Member of the Puerto Rico House of Representatives from the 1st District
- In office January 2, 2009 – January 2, 2017
- Preceded by: Junior González
- Succeeded by: Eddie Charbonier Chinea
- In office January 2, 2001 – January 1, 2005
- Preceded by: Melinda Romero
- Succeeded by: Junior González

Personal details
- Born: Humacao, Puerto Rico November 11, 1951 (age 74)
- Party: New Progressive Party (PNP)
- Children: 6
- Alma mater: Interamerican University of Puerto Rico (BA)

= Nuno López =

Puerto Rican politician (born 1951)

José Luis "Nuno" López Muñoz (born November 11, 1951) is a Puerto Rican politician affiliated with the New Progressive Party (PNP). He was a member of the Puerto Rico House of Representatives for two separate instances (2001-2005, 2009–2017), representing District 1.
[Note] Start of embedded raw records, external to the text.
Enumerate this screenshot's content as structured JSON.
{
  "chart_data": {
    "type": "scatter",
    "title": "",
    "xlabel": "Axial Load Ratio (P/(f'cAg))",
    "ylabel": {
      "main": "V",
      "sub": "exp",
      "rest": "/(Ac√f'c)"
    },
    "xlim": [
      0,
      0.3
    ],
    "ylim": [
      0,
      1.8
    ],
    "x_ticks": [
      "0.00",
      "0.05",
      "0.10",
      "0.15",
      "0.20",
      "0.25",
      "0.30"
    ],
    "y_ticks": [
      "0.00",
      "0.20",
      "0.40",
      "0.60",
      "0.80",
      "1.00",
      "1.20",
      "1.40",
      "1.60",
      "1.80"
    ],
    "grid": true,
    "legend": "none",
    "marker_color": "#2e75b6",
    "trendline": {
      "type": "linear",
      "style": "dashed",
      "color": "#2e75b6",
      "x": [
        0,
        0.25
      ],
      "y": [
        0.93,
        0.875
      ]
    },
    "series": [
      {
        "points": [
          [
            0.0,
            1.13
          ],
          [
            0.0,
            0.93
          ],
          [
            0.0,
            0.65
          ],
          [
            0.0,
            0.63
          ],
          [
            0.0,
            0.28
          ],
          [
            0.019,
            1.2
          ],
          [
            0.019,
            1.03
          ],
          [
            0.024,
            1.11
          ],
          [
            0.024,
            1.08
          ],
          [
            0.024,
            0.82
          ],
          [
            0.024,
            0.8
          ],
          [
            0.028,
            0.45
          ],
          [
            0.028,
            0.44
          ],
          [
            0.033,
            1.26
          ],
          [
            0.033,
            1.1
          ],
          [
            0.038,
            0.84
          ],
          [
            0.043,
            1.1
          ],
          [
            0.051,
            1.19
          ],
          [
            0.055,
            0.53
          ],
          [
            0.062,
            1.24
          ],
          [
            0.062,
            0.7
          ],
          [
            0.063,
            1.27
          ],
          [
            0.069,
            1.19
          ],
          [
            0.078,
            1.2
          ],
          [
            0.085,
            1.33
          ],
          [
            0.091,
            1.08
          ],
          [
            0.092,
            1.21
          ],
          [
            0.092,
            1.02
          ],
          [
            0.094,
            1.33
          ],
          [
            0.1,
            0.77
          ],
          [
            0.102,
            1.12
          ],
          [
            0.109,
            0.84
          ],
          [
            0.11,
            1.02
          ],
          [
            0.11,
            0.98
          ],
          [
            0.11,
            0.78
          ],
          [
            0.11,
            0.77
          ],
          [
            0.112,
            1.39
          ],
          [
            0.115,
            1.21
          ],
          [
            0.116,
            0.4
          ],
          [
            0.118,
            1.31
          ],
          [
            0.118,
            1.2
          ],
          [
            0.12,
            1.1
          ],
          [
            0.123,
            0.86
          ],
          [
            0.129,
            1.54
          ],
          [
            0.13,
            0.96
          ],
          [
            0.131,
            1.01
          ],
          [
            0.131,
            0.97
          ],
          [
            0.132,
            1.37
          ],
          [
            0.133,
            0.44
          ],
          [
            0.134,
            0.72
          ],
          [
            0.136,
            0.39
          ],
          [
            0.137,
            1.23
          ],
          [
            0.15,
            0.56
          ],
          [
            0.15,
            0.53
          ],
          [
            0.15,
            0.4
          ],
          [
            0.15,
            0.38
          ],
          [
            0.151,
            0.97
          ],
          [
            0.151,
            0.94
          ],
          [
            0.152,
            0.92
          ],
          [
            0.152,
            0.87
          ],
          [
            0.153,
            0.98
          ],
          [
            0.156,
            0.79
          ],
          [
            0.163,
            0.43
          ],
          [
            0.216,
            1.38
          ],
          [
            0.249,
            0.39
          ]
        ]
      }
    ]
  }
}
==Early years and studies==

José Luis López Muñoz was born in Humacao, Puerto Rico on November 11, 1951. He is the second of three children. He completed his elementary and high school studies in San Lorenzo, Puerto Rico, graduating from the José Campeche High School. He was also president of his Graduate Class.

López completed a Bachelor's degree in Political Sciences from the Interamerican University of Puerto Rico.

==Political career==

In 1970, López became the president of the PNP Youth in San Lorenzo. Four years later, he was appointed to be Director of the PNP Youth statewide, which in turn, made him a member of the Party Board.

Since 1977, he has worked as Special Aide to then-Speaker of the House Angel Viera Martínez, Legislative Aide to the House of Representatives of Puerto Rico, and Executive Aide to the Speaker of the House.

López was first elected as Representative at the 2000 general election, where he defeated Carmen Yulín Cruz, from the PPD. However, López lost his chance for reelection when he was defeated at the 2003 primaries.

In 2008, López ran again, winning a slot first at the PNP primaries and then prevailing at the 2008 general election.

López was reelected at the 2012 general election.

López was defeated by Eddie Charbonier Chinea in the 2016 PNP Primaries.

==Personal life==

López is married and has six children.